Darijtschuk also said the circa £4.5m investment would help to secure the long-term viability of the Prinovis UK operation.
Prinovis UK managing director Richard Gray revealed that the company has also invested around £700,000 in a 1MW photovoltaic system that has involved the installation of more than 4,000 solar panels on the roof of the site’s main factory near Liverpool airport. The facility already has its own CHP unit that generates power, heat and chilled water.
“The environment has been a big consideration since this factory was a plan on a piece of paper,” Gray stated.
“We’ve done a lot of work with LED lighting and other energy-saving initiatives. These panels can generate 85% of the power this press uses in a year.”
In addition to the recently installed Goss M600A 16pp web press, Prinovis has invested in Agfa’s cloud-based Apogee pre-press workflow system, EFI’s MarketDirect storefront and Quadient’s Inspire Designer for variable data design.
Gray said the 16pp press format – tiny by comparison with the plant’s giant 2.75m and 4.32m-wide gravure presses – was attractive for a number of reasons.
“We looked at the clients we have and the clients we want to have,” he explained.
“By cover printing in-house we reduce the CO2 miles for the end product, and offer the potential for slightly later deadlines.

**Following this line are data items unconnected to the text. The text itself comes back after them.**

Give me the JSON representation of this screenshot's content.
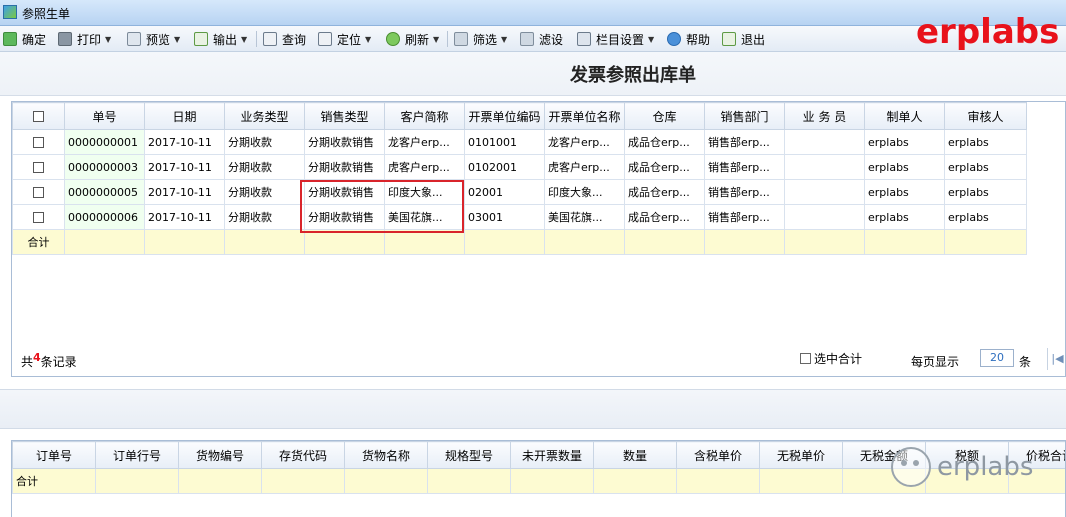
{
  "window": {
    "title": "参照生单"
  },
  "toolbar": {
    "confirm": "确定",
    "print": "打印",
    "preview": "预览",
    "export": "输出",
    "query": "查询",
    "locate": "定位",
    "refresh": "刷新",
    "filter": "筛选",
    "filter_settings": "滤设",
    "column_settings": "栏目设置",
    "help": "帮助",
    "exit": "退出"
  },
  "brand": "erplabs",
  "form_title": "发票参照出库单",
  "top_grid": {
    "columns": [
      "单号",
      "日期",
      "业务类型",
      "销售类型",
      "客户简称",
      "开票单位编码",
      "开票单位名称",
      "仓库",
      "销售部门",
      "业 务 员",
      "制单人",
      "审核人"
    ],
    "rows": [
      [
        "0000000001",
        "2017-10-11",
        "分期收款",
        "分期收款销售",
        "龙客户erp...",
        "0101001",
        "龙客户erp...",
        "成品仓erp...",
        "销售部erp...",
        "",
        "erplabs",
        "erplabs"
      ],
      [
        "0000000003",
        "2017-10-11",
        "分期收款",
        "分期收款销售",
        "虎客户erp...",
        "0102001",
        "虎客户erp...",
        "成品仓erp...",
        "销售部erp...",
        "",
        "erplabs",
        "erplabs"
      ],
      [
        "0000000005",
        "2017-10-11",
        "分期收款",
        "分期收款销售",
        "印度大象...",
        "02001",
        "印度大象...",
        "成品仓erp...",
        "销售部erp...",
        "",
        "erplabs",
        "erplabs"
      ],
      [
        "0000000006",
        "2017-10-11",
        "分期收款",
        "分期收款销售",
        "美国花旗...",
        "03001",
        "美国花旗...",
        "成品仓erp...",
        "销售部erp...",
        "",
        "erplabs",
        "erplabs"
      ]
    ],
    "sum_label": "合计"
  },
  "footer": {
    "count_prefix": "共",
    "count": "4",
    "count_suffix": "条记录",
    "selected_sum": "选中合计",
    "per_page_label": "每页显示",
    "per_page_value": "20",
    "per_page_unit": "条"
  },
  "bottom_grid": {
    "columns": [
      "订单号",
      "订单行号",
      "货物编号",
      "存货代码",
      "货物名称",
      "规格型号",
      "未开票数量",
      "数量",
      "含税单价",
      "无税单价",
      "无税金额",
      "税额",
      "价税合计"
    ],
    "sum_label": "合计"
  },
  "watermark": "erplabs",
  "colors": {
    "brand_red": "#e8121b",
    "highlight_box": "#d9242b",
    "sum_row_bg": "#fdfbd2"
  }
}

And with inserts we can offer something to our publishing clients that we currently can’t fulfil on our gravure presses. And we can also produce inserts here that go into other clients’ products.”
“Plus the four-colour customisation potential with the Kodak Prosper heads means we can perhaps broaden the marketplace for personalised door drops and mailings,” Gray added.
More than 100 guests attended, with major customers including Argos, DC Thomson, DMG Media, McCann, News UK, and Telegraph Media Group among the attendees along with key suppliers to the business including UPM and Denmaur Paper Media.
Kelly O’Sullivan, print management controller at Sainsbury’s Argos, said: “The potential to reduce lead times is definitely of interest, as lead times are often an issue. Tactical timing for retail is important, so it’s certainly something we’ll be looking at.”
Prinovis UK employs around 480 staff plus 100 contractors at its 65,000sqm factory and took on a number of former G&H employees as part of the web offset expansion. In its most recent results, for 2017, it had sales of £69.7m.